Select available data related to prioritized use cases.
Develop a reusable data model for the analytic, identifying specific fields and tables needed to inform the model. Notably, approaches that depend on working directly with raw data, exploiting materialized views, or developing custom queries for each feature often do not scale and may result in data inconsistency.
Systematically assess the quality and completeness of prioritized data (such as error rate and missing fields) to understand gaps and potential opportunities for improvement.
Bring the best of agile approaches to data development, iteratively enriching the reusable data model and its contents. Where quality is lacking, analytics teams can engineer new features or parameters, incorporating third-party data sets or collecting new data in critical domains.

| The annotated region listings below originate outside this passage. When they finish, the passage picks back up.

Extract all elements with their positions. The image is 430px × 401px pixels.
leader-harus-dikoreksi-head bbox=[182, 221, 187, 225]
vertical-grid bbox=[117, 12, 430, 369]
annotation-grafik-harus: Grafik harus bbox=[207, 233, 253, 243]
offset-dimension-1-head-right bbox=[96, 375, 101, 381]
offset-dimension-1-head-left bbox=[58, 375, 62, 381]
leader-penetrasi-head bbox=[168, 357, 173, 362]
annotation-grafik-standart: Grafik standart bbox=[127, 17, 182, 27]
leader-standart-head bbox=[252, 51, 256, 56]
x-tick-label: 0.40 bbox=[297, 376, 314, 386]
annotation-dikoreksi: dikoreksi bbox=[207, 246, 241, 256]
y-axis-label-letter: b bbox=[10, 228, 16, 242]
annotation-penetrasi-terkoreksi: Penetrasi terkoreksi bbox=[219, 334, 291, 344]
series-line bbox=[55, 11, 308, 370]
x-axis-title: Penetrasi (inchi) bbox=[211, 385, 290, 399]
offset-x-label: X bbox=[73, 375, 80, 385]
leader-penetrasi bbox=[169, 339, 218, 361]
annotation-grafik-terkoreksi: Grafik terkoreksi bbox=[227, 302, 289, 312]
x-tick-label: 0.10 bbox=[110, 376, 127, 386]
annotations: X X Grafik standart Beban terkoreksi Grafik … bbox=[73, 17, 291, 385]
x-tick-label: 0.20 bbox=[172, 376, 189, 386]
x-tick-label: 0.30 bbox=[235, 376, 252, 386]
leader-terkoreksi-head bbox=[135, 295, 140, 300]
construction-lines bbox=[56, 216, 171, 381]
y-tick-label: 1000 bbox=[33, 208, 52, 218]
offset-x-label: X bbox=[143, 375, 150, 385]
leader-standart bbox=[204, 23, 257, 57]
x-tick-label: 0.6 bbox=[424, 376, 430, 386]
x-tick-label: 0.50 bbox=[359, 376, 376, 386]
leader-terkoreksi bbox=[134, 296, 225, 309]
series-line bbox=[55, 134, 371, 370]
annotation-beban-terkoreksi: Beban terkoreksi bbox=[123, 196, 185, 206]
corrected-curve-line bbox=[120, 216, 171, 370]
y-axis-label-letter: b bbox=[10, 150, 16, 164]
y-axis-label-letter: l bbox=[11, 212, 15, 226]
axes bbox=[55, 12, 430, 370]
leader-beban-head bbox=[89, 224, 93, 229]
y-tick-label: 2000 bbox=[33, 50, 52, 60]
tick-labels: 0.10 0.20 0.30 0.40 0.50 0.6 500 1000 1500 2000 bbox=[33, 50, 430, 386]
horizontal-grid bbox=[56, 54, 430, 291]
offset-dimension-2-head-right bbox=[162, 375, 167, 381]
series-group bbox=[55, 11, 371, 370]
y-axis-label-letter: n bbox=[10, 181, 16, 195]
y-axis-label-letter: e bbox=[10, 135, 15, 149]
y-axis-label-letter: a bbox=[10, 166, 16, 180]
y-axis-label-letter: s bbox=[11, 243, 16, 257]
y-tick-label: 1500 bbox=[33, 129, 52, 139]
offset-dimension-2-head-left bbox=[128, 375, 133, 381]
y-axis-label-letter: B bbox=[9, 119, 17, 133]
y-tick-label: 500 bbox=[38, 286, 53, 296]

A state agency decided to build a machine-learning model to help inform the care decisions of a vulnerable population. The model required a wide range of inputs—from demographics to health. Much of this data was of poor quality and in a suboptimal format. The agency conducted a systematic assessment of the required data by digesting paper-based data and made targeted investments to improve data quality and enrich existing data sets. It also generated the analytics model to improve outcomes.

5. Govern and execute

The last step is for agencies to establish a governance framework covering stewardship, security, quality, and metadata. This need not immediately be an exhaustive list of rules, controls, and aspirations for data maturation. Still, it is crucial to define how data sets in different environments will be stewarded by business owners, how their quality will be increased, and how they will be made accessible and usable by other agencies.

Many security governance issues may already be met by keeping data in a compliant environment or accredited container, but agencies still need to pinpoint any rules that remain unaddressed. Finally, they should determine required controls based on standard frameworks—for example, the National Institute of Standards and Technology—and best practices from leading security organizations. One large governmental agency was struggling with the security and sharing requirements for its more than 150 data sources and specialized applications. It did not have agency-level security procedures tailored for such a complex, role-based environment where dozens of combinations of roles and restrictions could exist. To resolve this issue, leaders developed a comprehensive enterprise data strategy with use case–level security requirements, dramatically simplifying the target architecture and application stack. The agency is currently executing a multiyear implementation road map.

These important governance and security responsibilities must be paired with a strong bias toward impact. Most public-sector agencies have found that legacy waterfall-development life cycles and certification and accreditation processes are incompatible with AI projects. Agile approaches to development—from scrum-based methods of leading development efforts to fully mature DevSecOps approaches to continuous delivery—are central to ensuring that process and culture are also AI ready. While this change is often slow, decelerated by risk-averse cultures and long-established policies, it is a critical element in AI success stories.

By adopting a mission-based data strategy, governments can avoid many common roadblocks and immediately focus their technical talent, knowledge, and limited budgets on the subset of data needed for prioritized use cases. This strategy avoids creating data and tool capabilities without a plan. The iterative process—translating mission priorities into requirements and data engineering tasks, generating AI-ready data, and translating data into insights—keeps investments focused and maximizes their impact.